Üzerimde takım elbise, arabada çanta falan. “taşa sıçıyoruz abi biz.” de diyemezdim.

“günahım neyse çekmeye hazırım.” dedim.
“siktir git.” dedi.
“saol”dedim.

Güzel bir diyalogdu.
Enerjim daha şimdiden tükenmişti.
Tekrar yola koyuldum. 1 km kadar ilerledikten sonra caddeye girdim. “çat” önüme çıkan köpeğe çarpmıştım.
“hay s.kiyim böyle talihin ızdırabını..” diyerek bastım frene. İndim arabadan.
 Bir de  baktım ki Vurduğum köpek terrier cinsi bir şey. Öyle sokak köpeği de değil. Yarım maaşı buna verebilirdim yani. İğrenç kedi gibi bir şeydi.

Sahibi koşarak geldi. “eyvah oğlum şimdi sıçtın!” dedim kendi kendime.
Sahibi de güzeldi hani ilik gibi hatundu. Göz koymadım değil.
“oğlum, hulk, beni duyuyomusuuuuun?” diye seslendi köpeğine. Hala konuşuyordu. Evladı ölen ana gibi feryat ediyordu. “seni kimler aldı bendeeen? Nerelere gittin huuuulk?” diye bağırıyordu karı. O konuştukça ben sinirleniyordum.
“sus s.kicem şimdi bi tarafını” diyerek aldım köpeği doğru arabaya, oradan veterinere. Kadın da benle geldi.
“nası yaparsın bunu he? Nasıl nasıl nasıl?” gidene kadar s.kti kafamı.
“az sus be kadın. N’olur sus. Yazılcaktım vazgeçtim a.ına koyım. Nası bi çenen var ya?” böyle böyle tüm yol boyunca küfürleşerek vardık veterinere.

“parası neyse veriyim de gidiyim” dedim.
Kadın atladı ordan, “öyle varmı ulan? Hem köpeğime vurucaksın hemde kaçıcaksın?”
“sıyırıyım istersen şuraya.” Diye bir teklifte bulundum. Üzerine,
“yürü karakola gidicez” dedi.

Haydaaaaa.

Gittik karakola. İşlemler falan filan.
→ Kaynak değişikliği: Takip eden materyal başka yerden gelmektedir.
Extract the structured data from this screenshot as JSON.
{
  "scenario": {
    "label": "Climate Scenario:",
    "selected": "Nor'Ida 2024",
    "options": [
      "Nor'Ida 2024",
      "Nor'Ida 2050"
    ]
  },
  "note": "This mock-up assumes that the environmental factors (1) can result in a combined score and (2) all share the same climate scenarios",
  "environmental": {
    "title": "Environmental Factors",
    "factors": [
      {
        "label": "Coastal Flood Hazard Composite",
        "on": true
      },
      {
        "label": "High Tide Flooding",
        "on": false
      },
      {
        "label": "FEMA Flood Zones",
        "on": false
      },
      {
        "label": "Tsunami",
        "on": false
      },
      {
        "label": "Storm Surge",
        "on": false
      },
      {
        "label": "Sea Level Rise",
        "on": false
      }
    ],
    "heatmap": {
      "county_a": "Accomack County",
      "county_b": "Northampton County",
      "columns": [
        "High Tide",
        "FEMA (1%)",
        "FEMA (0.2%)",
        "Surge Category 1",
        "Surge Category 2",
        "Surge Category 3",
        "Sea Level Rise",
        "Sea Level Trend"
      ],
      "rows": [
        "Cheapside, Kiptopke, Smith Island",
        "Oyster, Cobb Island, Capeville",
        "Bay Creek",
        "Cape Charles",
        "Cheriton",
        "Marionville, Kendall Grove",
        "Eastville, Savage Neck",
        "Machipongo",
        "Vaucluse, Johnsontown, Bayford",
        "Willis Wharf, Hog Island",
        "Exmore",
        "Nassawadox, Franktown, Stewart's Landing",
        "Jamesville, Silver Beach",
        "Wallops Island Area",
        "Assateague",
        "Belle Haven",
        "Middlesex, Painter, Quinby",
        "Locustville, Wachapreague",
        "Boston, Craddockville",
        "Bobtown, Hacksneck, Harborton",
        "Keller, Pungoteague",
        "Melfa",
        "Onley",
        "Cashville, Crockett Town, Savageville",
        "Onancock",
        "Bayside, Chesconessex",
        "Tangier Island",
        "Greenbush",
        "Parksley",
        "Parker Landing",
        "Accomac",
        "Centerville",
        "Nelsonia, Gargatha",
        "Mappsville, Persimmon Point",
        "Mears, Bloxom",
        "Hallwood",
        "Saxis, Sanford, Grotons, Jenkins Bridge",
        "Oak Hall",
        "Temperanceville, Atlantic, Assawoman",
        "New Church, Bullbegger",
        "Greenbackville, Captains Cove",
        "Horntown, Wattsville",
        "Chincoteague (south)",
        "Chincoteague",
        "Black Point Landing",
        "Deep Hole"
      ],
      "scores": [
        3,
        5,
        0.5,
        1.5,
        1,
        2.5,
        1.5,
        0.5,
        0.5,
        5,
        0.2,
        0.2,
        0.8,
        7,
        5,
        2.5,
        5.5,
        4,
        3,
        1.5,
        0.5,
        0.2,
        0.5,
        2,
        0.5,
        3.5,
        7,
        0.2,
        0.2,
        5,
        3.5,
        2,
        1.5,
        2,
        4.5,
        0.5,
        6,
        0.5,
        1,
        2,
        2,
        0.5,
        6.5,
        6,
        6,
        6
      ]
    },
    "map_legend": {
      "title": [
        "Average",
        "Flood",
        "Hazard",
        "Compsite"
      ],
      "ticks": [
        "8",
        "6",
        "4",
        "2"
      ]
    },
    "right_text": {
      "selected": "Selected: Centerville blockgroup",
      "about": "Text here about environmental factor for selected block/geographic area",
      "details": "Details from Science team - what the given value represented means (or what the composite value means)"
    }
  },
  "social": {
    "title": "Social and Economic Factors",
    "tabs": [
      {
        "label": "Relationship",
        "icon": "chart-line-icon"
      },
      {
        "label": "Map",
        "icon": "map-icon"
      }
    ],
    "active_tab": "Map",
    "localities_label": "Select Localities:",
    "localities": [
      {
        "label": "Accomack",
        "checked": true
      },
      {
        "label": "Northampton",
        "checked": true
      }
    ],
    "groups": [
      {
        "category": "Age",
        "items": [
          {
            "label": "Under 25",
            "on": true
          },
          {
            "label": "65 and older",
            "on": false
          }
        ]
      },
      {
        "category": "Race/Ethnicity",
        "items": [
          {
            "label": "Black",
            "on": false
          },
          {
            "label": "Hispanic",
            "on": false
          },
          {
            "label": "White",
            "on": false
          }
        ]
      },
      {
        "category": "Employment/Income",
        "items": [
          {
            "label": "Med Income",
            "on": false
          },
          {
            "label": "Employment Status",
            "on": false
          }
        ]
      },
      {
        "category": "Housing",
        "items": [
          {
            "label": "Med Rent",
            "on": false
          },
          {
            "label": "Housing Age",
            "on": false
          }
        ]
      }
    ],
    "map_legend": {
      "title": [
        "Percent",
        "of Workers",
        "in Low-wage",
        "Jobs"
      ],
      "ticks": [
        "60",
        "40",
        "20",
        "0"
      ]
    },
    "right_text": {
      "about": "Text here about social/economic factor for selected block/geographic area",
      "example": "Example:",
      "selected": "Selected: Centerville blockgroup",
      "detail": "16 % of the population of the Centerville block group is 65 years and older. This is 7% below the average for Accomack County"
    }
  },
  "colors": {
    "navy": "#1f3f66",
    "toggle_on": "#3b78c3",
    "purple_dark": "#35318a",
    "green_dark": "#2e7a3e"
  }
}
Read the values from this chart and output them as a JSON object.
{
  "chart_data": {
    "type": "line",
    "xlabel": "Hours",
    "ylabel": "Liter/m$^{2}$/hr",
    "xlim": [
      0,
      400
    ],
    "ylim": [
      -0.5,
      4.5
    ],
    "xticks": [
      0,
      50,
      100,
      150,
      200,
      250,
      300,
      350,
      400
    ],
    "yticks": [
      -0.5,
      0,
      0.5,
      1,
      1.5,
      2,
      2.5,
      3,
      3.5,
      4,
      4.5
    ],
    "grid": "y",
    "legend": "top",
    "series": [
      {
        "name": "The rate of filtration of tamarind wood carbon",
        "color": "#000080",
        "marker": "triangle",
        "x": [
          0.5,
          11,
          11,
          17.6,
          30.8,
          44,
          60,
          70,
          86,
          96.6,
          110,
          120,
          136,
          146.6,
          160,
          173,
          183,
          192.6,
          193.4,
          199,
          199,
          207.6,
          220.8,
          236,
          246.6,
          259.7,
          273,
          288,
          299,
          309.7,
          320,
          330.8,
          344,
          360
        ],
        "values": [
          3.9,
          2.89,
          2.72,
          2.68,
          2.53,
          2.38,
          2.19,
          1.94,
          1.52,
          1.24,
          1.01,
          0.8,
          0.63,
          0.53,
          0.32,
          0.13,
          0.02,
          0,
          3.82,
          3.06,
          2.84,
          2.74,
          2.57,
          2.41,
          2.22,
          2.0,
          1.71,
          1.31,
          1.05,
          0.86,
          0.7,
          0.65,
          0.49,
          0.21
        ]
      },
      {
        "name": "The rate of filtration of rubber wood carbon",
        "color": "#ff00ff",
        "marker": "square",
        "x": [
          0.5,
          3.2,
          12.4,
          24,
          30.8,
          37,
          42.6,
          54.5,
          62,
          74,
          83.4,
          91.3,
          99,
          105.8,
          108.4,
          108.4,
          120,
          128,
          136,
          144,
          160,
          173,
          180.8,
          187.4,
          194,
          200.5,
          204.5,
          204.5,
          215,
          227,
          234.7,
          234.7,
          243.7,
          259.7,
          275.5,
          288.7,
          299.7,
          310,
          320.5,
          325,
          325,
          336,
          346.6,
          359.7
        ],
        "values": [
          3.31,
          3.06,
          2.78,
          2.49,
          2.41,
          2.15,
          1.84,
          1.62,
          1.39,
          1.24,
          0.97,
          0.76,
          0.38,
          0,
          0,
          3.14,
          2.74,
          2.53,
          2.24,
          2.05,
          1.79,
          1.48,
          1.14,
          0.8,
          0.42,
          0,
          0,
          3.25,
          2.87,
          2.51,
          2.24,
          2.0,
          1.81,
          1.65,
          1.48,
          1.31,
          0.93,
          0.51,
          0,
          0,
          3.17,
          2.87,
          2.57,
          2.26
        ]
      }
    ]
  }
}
Girdim nezarete.
Bir yandan gizem’i düşünüyorum bir yandan da “ne haldeyim a.ına koyım!?” diyorum.

En iyisi biraz kestirmekti. Taşa yatmıştım sereserpe. 5dk geçmedi yeni elemanlar geldi yanıma. Uyuyabilirsen ne ala. Orada bile dürterler seni.
Bakışarak 6 saat geçirdik adamlarla.

Kadın şikayetini geri almıştı. Artık özgürdüm. Köpeği iyileşecekmiş.
Doğru gizem’in evine.
Bu arada saat olmuş 18:00. 12 saattir dışarıdaydım.
Gizem’in ne derdi varsa kendi çözmüştü bile. Yolda giderken sürekli gözlerimi ovuşturuyor ayakta kalmaya çalışıyordum.
Nihayet vardım eve. Gizem açtı kapıyı. Beni öyle bitkin, perme perişan bir halde görünce,
“n’oldu Sinan?” diye sordu.
“yok bişey. Asıl sana n’oldu? Derdin ne bakiyim?” dedim.
“yaaaa.. Sinan gel göstereyim.” Dedi.

Banyoya götürüyordu beni. Dedim” tamam oğlum. Bu kız cinayet işledi, benden de yardım istiyor”.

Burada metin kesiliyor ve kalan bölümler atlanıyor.